Time to learn: 15 minutes
GitHub gives the following explanation of a repository:
A repository is usually used to organize a single project. Repositories can contain folders and files, images, videos, spreadsheets, and data sets – anything your project needs. Often, repositories include a
READMEfile, a file with information about your project. GitHub makes it easy to add one at the same time you create your new repository. It also offers other common options such as a license file.
In short, it is a collection of files. Each GitHub repository has an owner, which could be an individual or an organization. Repositories can also be set to public or private, determining who can see and interact with it. While a repository can simply store files, GitHub is designed with collaboration in mind.
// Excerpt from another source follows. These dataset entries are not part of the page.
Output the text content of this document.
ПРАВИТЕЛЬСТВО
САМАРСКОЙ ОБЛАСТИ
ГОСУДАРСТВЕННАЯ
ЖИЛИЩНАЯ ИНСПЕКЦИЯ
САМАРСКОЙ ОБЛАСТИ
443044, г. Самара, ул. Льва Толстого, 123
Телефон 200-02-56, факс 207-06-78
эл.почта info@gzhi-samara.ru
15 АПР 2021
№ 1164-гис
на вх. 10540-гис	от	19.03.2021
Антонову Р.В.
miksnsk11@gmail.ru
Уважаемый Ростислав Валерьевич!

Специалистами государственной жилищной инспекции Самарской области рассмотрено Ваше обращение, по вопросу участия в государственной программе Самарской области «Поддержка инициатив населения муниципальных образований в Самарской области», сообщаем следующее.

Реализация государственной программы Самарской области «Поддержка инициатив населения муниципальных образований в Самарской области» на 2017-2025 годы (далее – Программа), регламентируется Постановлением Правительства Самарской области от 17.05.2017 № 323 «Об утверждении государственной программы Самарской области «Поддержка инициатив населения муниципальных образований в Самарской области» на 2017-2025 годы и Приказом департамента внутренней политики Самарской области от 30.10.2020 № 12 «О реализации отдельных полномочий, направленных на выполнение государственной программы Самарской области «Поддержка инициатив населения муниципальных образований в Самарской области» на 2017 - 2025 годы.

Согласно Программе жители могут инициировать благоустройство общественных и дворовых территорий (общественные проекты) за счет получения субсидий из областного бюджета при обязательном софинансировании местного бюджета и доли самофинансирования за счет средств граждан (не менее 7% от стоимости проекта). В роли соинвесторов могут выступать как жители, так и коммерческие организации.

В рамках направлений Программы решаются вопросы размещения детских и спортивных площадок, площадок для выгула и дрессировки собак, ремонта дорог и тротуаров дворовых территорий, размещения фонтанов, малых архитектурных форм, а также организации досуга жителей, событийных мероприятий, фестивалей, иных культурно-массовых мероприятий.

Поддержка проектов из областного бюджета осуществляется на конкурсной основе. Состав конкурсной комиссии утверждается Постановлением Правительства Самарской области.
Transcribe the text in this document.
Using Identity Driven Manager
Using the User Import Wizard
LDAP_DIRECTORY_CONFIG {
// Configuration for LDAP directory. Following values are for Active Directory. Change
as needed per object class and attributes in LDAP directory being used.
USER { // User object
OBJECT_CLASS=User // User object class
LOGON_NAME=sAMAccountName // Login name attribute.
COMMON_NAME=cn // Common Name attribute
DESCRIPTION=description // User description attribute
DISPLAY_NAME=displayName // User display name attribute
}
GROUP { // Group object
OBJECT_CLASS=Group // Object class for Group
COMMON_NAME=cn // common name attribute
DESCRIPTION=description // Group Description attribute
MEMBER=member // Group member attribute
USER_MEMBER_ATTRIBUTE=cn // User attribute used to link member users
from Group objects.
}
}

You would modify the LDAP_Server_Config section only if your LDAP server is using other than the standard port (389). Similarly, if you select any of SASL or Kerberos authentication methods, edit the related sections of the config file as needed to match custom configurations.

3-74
Three key collaborative tools in GitHub are:
Issues: report a bug, plan improvements, or provide feedback to others working on the repository.
Discussions: post ideas or other conversations that are not as specific or actionable as an Issue.
Pull requests: We will go into the specifics later, but a Pull request allows a user to propose a change to any of the files within a repository.
Typically, a GitHub repository will always include the Issues and Pull requests tabs. Discussions are not enabled by default, but are increasingly prevalent.
As you can see by the recent timestamps, these repositories are actively changing (and, as mentioned previously, the above screenshots each represent just one specific moment in time); this reflects the adaptability of the open-source software ecosystem surrounding Python.
Notice that each of the three Repositories each exist as part of their own Organization. In other words, the NumPy repository exists within the NumPy organization; the Xarray repo exists within the Pydata org, and so forth.
When you created your own GitHub account, your user id functions as the organization. Any repositories you create (and therefore, own) will exist within that org.
Another example is this project’s Pythia Foundations repository, on which this tutorial is stored. It is owned by the Project Pythia organization, which also owns several other repositories that store the files needed to generate https://projectpythia.org/, among other things.
Finally, we introduce an important concept that is vital to your understanding when working with GitHub. It is both the source of GitHub’s power, as well as much of its complexity. GitHub repositories are distributed; in the general case, there is more than one repository for any project. In fact, repositories can come and go at any time, created and deleted as need dictates. Creating new repositories from existing ones, synchronizing, and managing them are the topics of later sections. For now, it is only important to understand that for a GitHub managed project there is typically one “official” repository, often called the “upstream” repository, and it lives on GitHub.com. There may be any number of copies of the “official” repository, known as forks (or origins, if it is owned by you), that also reside on GitHub.com. Repos that are hosted on GitHub.com are referred to as remotes. In addition to the remotes, there may be one or more copies of the remotes on your desktop or laptop computer that are referred to as locals. A conceptual diagram of the various repos is shown in the image below.
GitHub’s Repositories are collections of files.
Issues, Discussions, and Pull requests can be used to collaborate within a repository.
A GitHub Organization contains Repositories.